When she was 40-years-old, Michelle Gustilo-Smithson began a rigorous workout routine that included cardio, strength training and weight lifting. During her post-workout cool down, Michelle noticed a slight ringing in her ear. She did her best to ignore the ringing, which at first seemed more like a nuisance than a concern.
But as the weeks progressed, the ringing became frequent and intense. The ringing sounded like a “heartbeat” or persistent “whooshing” sound in her ear. The sound began interfering with meetings and work discussions. Michelle knew something was wrong.
“The ringing became maddening because it was something only I could hear,” says Michelle. “I think people around me knew I was uncomfortable because I would constantly tug at my ear in hopes of stopping the ringing.”
Michelle visited several different ear, nose and throat specialists and underwent numerous tests only to be assured that nothing was wrong. Michelle was even told that she would have to learn to live with the relentless ringing. Frustrated with this prognosis, Michelle knew she had to exhaust all options.
Finally, Michelle met a specialist who was willing to order an additional MRI test. Within two days of the MRI, Michelle received a phone call that would change everything.
The results showed Michelle had a brain arteriovenous fistula — a tangle of abnormal blood vessels connecting arteries and veins in the brain.

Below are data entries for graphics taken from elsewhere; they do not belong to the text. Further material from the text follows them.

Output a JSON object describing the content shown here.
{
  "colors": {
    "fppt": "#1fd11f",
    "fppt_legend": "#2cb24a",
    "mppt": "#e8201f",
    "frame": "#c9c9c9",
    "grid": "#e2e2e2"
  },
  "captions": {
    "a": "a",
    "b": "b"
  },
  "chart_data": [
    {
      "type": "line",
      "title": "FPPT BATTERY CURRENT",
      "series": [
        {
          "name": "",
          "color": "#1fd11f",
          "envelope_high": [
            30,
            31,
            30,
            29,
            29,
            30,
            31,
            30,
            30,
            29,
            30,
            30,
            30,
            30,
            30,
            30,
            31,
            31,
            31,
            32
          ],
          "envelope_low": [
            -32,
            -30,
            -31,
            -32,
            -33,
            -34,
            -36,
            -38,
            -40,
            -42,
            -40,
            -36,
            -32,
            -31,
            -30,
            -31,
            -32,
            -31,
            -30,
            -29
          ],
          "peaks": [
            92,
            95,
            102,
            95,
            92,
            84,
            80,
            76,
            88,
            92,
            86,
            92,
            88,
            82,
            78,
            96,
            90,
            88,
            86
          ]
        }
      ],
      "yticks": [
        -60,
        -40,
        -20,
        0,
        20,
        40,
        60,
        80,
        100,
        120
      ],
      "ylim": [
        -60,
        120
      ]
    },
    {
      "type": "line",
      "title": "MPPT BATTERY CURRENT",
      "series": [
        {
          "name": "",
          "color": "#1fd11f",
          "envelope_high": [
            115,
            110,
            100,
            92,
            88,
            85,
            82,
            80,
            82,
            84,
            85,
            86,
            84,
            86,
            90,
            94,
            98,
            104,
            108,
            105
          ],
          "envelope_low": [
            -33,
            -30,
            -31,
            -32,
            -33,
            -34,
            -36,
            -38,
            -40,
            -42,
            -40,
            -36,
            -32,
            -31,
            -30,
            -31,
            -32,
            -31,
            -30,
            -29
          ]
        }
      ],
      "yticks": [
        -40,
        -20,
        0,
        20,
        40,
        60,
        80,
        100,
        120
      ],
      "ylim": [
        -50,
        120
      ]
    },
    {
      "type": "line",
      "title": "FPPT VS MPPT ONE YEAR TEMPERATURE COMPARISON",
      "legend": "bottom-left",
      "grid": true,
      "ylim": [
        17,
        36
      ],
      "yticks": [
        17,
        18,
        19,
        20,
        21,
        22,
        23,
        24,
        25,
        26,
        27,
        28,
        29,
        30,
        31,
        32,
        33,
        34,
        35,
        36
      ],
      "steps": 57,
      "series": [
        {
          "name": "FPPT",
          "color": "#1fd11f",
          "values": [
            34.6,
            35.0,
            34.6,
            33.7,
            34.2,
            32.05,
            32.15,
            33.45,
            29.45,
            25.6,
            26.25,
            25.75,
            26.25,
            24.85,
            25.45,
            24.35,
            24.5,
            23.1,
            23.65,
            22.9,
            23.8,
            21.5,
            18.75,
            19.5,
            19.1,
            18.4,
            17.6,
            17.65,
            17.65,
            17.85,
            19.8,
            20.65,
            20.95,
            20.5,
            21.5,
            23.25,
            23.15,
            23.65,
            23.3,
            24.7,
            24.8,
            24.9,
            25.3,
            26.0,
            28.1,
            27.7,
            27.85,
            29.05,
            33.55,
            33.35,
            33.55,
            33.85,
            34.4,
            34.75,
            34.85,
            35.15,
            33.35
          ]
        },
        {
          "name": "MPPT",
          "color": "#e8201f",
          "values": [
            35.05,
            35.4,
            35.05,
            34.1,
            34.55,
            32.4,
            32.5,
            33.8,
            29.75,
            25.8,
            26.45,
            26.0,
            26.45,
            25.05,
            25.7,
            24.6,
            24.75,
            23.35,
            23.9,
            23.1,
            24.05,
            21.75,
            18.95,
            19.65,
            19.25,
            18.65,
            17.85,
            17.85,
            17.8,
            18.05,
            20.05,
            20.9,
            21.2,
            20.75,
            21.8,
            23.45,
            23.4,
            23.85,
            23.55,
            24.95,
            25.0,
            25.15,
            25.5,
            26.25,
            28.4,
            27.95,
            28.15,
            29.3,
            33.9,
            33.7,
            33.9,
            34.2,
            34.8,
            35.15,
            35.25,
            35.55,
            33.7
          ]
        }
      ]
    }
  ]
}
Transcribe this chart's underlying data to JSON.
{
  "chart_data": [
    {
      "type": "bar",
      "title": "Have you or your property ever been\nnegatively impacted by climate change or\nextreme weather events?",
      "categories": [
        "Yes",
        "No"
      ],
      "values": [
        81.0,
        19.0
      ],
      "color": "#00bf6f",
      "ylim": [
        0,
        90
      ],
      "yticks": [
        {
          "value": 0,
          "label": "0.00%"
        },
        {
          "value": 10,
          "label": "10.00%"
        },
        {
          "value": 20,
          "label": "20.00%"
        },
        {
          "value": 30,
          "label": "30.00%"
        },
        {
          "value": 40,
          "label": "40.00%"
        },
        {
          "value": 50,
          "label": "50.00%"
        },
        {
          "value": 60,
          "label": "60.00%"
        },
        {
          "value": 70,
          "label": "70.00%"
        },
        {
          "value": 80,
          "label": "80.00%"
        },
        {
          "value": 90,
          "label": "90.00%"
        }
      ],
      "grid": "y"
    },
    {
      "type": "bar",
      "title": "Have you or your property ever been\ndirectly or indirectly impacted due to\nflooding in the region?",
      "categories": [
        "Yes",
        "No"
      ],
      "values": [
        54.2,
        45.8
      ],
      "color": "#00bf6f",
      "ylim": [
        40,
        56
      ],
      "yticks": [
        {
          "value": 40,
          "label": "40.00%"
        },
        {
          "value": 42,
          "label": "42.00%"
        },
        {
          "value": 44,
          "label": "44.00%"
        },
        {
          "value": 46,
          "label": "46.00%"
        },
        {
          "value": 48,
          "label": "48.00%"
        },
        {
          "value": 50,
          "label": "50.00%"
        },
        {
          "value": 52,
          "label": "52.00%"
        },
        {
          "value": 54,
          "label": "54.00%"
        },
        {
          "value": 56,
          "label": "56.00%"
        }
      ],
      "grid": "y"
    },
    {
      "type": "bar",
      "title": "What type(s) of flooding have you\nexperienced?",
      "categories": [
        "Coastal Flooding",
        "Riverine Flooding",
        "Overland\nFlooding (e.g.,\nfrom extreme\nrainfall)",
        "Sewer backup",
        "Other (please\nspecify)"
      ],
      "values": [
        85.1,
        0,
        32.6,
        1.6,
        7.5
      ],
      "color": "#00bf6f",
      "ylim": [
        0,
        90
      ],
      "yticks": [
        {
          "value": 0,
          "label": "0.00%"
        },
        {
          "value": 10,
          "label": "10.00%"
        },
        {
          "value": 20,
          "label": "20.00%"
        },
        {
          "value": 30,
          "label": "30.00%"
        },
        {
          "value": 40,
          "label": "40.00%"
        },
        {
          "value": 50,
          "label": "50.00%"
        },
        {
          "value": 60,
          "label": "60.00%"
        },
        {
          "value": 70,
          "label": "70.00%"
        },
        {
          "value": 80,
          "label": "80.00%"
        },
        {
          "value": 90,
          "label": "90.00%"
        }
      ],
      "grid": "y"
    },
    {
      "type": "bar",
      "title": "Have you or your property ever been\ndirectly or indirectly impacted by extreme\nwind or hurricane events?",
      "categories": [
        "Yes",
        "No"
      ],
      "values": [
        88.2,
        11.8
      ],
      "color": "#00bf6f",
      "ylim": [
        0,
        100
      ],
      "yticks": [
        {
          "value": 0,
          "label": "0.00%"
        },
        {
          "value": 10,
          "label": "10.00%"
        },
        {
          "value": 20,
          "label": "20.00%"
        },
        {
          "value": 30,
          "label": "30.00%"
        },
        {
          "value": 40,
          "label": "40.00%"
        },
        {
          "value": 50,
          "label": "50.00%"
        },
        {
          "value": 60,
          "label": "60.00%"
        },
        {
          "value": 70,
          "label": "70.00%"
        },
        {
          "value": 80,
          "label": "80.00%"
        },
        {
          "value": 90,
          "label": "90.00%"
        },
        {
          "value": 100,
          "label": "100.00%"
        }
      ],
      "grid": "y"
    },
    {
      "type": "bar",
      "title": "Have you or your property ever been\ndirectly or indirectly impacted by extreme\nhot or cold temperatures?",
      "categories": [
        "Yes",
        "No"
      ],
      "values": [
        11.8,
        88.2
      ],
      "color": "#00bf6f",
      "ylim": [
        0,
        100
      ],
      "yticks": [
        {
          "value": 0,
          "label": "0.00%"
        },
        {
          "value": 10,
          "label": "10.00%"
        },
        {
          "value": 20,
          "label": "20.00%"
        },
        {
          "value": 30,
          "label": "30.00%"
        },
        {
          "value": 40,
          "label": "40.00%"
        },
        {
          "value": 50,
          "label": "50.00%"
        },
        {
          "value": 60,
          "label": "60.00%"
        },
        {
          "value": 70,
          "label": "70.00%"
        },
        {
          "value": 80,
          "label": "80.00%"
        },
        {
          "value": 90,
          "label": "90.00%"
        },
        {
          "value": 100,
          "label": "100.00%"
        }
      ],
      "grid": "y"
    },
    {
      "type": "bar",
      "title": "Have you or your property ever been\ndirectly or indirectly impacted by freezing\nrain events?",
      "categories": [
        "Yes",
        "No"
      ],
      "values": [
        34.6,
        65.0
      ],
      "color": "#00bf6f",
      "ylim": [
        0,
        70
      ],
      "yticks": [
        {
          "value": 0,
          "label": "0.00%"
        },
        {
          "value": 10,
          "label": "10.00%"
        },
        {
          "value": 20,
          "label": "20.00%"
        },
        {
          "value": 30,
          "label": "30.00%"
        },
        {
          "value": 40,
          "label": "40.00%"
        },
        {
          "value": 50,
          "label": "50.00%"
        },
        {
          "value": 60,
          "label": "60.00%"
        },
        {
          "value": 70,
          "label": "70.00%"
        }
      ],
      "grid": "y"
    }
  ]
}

These arteries transfer oxygen-rich blood from the heart to the brain. Veins then carry the oxygen-depleted blood back to the lungs and heart. The brain fistula was disrupting this vital process.
The doctor explained that Michelle could continue living with the fistula as it might not affect her overall health, besides the bothersome ringing. However, the fistula could rupture at any moment, causing bleeding in Michelle’s brain.
Michelle was in shock — she felt like her brain was a ticking time bomb. Within 30 minutes of receiving this life-altering update, Michelle received a call from the Division of Interventional Neuroradiology care team at Long Beach Medical Center.
The next day Michelle met with Viktor Szeder, M.D., from the Division of Interventional Neuroradiology, MemorialCare Neuroscience Institute, Long Beach Medical Center, who gave her the facts on her condition. The abnormal connection of arteries and veins - located directly behind her ear – was causing the “whooshing” sound and could potentially cause Michelle to have a stroke.
The Division of Interventional Neuroradiology care team treats cases such as Michelle’s and recommended she undergo an embolization — a recent minimally invasive treatment that eliminates the abnormal connection that was creating a “short circuit” between the arteries and veins in her brain. During an embolization, a catheter is passed through the groin up into the arteries in the brain that lead to the arteriovenous malformations (AVM) - in this case, Michelle’s fistula.
“Embolization is less invasive than conventional open surgery,” says Dr. Szeder. “As a result, the recovery is easier, the hospital stay is shorter and there is no surgical incision.”
Undergoing the embolization eliminated Michelle’s risk for stroke and cured the ringing in her ear. The minimally invasive technique of embolization allowed Michelle to leave the hospital in two days and return to work only eight days later.
After treatment, Michelle was able to continue her rigorous workout routine, volunteering to feed the homeless and spending time with her family and friends.
The MemorialCare Neuroscience Institute at Long Beach Medical Center strives to perform novel techniques and use advanced technology to make sure that patients, like Michelle, have the highest level of patient care available. The team is comprised of neurologists, neurosurgeons, stroke nurse and interventional neuroradiologists that make up a highly-trained stroke rapid response team who is available 24/7 – enhancing rapid response times and positive outcomes.
“As difficult and frustrating as a health problem might be, listen to your body and be persistent,” says Michelle. “I think we all are our own best advocates - do research, but most importantly, seek help from practitioners who are just as persistent as you are, who care, are proven and are confident about their abilities to help you.”